Thankfully there are also those musicians who make it easy to keep the question, “Say it ain’t so Joe!” tucked nicely on the shelf collecting dust. Denver based band The Omens offer up the grit, grime and gregarious celebration of punk, blues and an era of surf that didn’t play out on the Beach Blanket Babylon set, unless you ordered up the X Rated version, Beach Bondage Babylon.
Transforming from the Down-n-Outs into The Omens, lead singer and guitarist Michael Daboll has clocks in years of debauchery, and is now equipped with Forrest Bartosh (formally of The Gamits and The Swayback) on drums, Matt Hunt on bass and Greg Dahl, who’s organ, blues harp and maracas provide the lubricant to the band’s carnal fervor.
According to their website, www.the-omens.com, the boys are big fans of caffeine, which we like to hear. But you can go in cold stone sober into this deal and still feel like you must have swallowed, snorted or drank some kind of substance without your knowledge, because you can’t keep from flailing around in state of uncontrolled lunacy.

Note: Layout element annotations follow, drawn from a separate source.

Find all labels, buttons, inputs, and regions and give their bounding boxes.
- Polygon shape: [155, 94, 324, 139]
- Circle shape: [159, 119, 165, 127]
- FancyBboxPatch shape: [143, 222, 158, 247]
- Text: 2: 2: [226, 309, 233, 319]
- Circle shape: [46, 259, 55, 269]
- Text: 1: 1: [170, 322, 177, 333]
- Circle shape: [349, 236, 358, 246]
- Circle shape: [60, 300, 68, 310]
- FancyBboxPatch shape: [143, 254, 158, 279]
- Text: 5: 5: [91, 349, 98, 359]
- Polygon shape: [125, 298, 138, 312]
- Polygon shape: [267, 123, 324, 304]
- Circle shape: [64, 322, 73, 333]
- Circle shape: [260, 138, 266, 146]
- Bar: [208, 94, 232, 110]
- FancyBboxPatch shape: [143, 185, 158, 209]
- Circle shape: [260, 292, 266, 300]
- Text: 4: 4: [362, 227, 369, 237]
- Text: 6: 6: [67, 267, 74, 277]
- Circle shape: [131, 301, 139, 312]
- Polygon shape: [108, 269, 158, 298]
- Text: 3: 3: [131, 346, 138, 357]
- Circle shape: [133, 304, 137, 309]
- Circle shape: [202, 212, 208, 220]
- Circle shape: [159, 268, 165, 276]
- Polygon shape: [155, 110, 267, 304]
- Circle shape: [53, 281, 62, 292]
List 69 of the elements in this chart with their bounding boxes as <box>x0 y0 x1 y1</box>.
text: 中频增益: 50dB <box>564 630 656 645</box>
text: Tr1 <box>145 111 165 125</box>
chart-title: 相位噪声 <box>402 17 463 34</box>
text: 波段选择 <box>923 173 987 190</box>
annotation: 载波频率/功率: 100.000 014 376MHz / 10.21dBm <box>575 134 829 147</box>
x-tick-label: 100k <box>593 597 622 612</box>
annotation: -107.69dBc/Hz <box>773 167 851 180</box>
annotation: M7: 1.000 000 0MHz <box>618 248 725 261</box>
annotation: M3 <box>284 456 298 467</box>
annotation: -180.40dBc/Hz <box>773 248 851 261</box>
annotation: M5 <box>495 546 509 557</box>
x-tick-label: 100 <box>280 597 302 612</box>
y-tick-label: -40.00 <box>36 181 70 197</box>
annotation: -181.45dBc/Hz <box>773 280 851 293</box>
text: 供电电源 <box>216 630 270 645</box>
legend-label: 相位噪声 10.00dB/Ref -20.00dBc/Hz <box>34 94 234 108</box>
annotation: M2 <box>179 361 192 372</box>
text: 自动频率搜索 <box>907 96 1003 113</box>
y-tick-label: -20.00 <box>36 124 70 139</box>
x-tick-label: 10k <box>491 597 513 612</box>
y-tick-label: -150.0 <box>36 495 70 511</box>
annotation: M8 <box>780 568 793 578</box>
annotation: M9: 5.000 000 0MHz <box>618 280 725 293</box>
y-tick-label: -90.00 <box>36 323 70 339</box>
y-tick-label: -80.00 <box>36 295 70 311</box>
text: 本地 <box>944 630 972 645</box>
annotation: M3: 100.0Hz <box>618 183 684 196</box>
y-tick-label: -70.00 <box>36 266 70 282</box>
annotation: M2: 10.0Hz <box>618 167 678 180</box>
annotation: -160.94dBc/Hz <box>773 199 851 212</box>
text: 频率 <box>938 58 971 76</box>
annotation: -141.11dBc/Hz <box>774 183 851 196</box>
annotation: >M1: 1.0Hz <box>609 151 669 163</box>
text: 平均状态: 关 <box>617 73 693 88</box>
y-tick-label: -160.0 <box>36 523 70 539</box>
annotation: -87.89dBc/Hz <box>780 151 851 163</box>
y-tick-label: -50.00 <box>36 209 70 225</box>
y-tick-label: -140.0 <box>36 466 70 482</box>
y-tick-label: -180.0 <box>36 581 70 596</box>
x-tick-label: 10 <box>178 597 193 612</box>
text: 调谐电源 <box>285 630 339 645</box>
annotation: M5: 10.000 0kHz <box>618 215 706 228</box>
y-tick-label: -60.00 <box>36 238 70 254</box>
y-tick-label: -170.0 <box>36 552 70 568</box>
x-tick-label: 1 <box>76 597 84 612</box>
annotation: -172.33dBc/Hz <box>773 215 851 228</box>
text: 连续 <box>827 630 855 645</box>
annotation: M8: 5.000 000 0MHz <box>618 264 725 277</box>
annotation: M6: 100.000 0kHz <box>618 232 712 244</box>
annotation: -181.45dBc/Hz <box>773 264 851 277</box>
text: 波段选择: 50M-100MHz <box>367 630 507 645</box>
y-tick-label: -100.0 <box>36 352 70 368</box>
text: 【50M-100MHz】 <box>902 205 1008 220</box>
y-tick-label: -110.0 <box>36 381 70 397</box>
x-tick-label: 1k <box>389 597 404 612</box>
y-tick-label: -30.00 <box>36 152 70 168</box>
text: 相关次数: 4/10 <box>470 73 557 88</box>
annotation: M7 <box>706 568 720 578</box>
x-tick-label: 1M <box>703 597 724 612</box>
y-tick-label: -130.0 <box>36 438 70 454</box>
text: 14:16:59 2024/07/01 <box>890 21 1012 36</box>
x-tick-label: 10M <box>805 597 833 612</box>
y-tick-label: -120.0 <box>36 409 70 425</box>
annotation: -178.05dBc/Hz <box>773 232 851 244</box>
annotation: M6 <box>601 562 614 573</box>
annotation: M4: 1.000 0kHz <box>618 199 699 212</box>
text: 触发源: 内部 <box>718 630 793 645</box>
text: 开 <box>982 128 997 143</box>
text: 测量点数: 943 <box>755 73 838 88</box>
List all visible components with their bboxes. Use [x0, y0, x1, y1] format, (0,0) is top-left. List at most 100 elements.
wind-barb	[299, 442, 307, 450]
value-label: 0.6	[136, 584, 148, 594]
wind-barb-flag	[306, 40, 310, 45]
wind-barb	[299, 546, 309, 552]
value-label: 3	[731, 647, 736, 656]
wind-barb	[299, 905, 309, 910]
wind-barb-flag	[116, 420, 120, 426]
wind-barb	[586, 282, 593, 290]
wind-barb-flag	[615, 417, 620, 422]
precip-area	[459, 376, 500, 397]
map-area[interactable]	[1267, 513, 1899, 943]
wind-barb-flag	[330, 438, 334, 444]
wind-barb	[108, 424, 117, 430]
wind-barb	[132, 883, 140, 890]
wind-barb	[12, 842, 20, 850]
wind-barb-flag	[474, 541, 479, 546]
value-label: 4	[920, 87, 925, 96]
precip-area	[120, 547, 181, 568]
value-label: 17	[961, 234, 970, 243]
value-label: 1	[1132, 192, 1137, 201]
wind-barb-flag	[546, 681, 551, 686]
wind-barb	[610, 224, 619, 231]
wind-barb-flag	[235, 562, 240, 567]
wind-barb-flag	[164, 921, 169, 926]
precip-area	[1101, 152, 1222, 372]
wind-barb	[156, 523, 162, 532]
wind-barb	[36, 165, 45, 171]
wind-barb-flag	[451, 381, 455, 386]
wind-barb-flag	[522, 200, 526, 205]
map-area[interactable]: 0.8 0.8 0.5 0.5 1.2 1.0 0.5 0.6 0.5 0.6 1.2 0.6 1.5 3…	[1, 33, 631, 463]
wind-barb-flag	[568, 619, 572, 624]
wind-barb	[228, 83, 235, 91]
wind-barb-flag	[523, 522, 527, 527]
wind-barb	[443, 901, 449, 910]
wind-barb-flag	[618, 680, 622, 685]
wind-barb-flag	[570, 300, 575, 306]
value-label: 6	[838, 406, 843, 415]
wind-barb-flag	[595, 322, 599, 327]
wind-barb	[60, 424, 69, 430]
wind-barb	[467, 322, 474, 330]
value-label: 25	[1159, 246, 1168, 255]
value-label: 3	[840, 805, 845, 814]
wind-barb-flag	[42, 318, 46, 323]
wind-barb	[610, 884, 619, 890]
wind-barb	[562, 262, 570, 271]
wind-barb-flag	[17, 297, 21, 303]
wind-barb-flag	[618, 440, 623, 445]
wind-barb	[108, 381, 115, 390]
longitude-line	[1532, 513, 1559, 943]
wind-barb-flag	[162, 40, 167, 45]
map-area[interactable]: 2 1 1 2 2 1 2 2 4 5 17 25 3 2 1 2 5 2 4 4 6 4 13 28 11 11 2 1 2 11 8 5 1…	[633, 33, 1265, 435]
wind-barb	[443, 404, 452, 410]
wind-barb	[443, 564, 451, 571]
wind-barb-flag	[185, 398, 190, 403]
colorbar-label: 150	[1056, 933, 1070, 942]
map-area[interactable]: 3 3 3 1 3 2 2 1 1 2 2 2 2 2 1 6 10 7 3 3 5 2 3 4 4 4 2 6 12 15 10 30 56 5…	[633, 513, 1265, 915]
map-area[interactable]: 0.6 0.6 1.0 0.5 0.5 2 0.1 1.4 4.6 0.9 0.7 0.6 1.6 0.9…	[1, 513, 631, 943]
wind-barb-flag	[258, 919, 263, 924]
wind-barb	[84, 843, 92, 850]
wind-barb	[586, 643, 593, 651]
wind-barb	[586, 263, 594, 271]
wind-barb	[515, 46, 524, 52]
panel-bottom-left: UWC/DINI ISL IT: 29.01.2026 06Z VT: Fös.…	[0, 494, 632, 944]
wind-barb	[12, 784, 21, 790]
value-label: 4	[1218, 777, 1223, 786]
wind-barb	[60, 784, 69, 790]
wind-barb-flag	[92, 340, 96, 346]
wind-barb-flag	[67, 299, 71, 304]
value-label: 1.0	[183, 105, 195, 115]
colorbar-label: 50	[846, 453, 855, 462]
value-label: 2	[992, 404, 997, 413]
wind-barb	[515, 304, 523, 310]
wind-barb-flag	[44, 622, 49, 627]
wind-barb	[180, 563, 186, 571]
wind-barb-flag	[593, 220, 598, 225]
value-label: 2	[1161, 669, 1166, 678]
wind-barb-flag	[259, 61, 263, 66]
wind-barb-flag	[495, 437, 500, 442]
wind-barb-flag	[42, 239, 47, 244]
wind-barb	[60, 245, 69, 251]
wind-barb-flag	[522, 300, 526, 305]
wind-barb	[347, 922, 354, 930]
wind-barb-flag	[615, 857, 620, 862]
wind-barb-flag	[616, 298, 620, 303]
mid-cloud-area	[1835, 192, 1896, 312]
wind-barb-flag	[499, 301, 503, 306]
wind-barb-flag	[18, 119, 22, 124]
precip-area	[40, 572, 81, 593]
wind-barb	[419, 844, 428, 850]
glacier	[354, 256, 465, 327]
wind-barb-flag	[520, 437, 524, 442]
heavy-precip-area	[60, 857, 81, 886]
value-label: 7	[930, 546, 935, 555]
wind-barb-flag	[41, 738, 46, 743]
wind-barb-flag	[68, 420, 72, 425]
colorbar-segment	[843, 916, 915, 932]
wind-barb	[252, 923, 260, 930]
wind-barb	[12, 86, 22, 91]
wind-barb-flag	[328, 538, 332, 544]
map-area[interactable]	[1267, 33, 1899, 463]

Although The Omens have kept themselves busy playing about and spreading the mayhem, including gigs in Texas and at SXSW in Austin this past year, Destroy The ESP debuts as the band’s first release on Hipsville International Records. With enough hormones to wake the dead, Destroy starts off strong with the first track, “I Lost My Mind,” and doesn’t let go until the last chord flies on “You’re a Dirty Liar.”
The instrumental “John Fante” goes from a strip tease saunter to a full-out, throw down orgy. A fragment of the chorus from “Make Time” actually sounds a tad like Eric Halborg from The Swayback. But where The Omens’ real kindred spirits lie is with the psyche beat, rock and blues bands that filled the dark and dirty clubs in the ’60s. That kind of passion screams on “Heart Full of Lies,” where Daboll gives his lover a piece of his mind after he’s given her his heart, along with more than a few rounds of Jack.
The party goes down tonight at Larimer Lounge, along with a rock poster showing by the legendary artist Lindsey Kuhn, The Symptoms, Machine Gun Blues and Jim Yelnick. Things get started early at 5pm with a free keg of beer, so if you want to start your weekend off right, you best be there on time ‘cause I can’t imagine that beer will last very long.